Apr 29, 2017 • 14min
Aretha Franklin
Aretha Franklin has won hearts - and 18 Grammy awards - with her astonishing voice. But this week a bust up with another iconic singer revealed her spikier side. Always a sensation on stage, there have been struggles off it. Mark Coles talks to people who grew up with and have worked with the Queen of Soul.

Apr 22, 2017 • 14min
Sam Warburton
Welsh rugby union star Sam Warburton has been given perhaps the game's most prestigious role - captain of the British & Irish Lions - for a second time.

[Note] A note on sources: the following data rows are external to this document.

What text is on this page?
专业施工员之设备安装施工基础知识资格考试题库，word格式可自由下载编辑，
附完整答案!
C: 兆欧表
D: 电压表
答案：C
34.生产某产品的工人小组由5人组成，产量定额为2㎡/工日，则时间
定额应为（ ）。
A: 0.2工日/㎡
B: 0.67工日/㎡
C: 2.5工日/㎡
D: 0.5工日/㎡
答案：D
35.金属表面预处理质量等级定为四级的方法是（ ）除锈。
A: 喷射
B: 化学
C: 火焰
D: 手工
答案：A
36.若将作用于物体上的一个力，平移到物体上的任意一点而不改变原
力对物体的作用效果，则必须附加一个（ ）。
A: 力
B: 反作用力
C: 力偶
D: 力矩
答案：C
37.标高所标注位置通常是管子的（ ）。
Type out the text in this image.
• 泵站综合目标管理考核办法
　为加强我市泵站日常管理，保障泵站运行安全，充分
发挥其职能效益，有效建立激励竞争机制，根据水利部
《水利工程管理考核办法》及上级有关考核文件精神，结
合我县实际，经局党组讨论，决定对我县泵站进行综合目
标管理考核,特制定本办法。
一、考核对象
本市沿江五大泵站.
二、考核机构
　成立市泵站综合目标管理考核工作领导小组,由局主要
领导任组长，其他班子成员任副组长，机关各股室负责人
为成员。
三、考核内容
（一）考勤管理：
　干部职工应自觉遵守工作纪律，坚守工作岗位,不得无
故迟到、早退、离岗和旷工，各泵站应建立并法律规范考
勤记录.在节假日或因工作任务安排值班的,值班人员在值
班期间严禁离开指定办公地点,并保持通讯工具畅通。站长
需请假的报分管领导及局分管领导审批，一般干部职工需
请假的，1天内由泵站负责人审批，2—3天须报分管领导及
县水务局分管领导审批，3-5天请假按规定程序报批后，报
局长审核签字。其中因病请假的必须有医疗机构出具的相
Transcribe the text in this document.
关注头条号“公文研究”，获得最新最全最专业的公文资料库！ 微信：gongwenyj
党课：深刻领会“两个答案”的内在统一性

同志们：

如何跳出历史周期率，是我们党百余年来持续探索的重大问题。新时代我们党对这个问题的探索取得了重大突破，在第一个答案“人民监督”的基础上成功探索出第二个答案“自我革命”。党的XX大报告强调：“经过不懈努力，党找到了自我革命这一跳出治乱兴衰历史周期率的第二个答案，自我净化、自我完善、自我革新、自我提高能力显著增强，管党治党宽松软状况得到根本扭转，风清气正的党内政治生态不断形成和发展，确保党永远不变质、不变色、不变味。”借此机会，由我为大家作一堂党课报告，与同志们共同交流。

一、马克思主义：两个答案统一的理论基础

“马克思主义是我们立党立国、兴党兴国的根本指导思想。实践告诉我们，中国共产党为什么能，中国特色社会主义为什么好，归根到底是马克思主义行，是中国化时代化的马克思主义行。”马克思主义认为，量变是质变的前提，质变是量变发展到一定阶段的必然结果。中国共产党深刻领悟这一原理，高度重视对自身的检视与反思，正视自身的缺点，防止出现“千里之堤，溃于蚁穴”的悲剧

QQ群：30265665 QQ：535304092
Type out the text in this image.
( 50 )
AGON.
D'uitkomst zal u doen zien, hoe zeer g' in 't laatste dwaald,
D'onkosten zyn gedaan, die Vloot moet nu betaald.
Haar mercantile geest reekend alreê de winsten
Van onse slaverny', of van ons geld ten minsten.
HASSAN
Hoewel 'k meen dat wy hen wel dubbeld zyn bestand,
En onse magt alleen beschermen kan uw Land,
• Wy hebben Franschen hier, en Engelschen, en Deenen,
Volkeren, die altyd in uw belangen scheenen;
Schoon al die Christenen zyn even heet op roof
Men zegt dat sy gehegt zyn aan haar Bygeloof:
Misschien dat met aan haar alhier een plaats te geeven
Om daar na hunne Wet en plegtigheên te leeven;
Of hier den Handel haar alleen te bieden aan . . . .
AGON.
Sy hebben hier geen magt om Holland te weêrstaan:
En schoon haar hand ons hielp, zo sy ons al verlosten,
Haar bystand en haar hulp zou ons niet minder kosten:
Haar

Mark Coles talks to those who know him, as he prepares to lead the team against the mighty All Blacks.

Apr 15, 2017 • 14min
Rex Tillerson
On Profile this week, we look at the life and career of new US Secretary of State, Rex Tillerson.He flew to Moscow this week to urge Russia to abandon its support for Syria's President Assad following the chemical weapons on a town in northern Syria earlier this month. It seems he came away empty handed, with Donald Trump warning that relations between Russia and the US were now at "an all-time low". So who is Rex Tillerson ? Mark Coles gets to grips with Tillerson's past : his formative years in the Scouts, his time as a drummer at university, the four decades spent at oil and gas giant ExxonMobil where he ended up as CEO and his controversial business ties with Russia which now hang over his new role as America's top diplomat.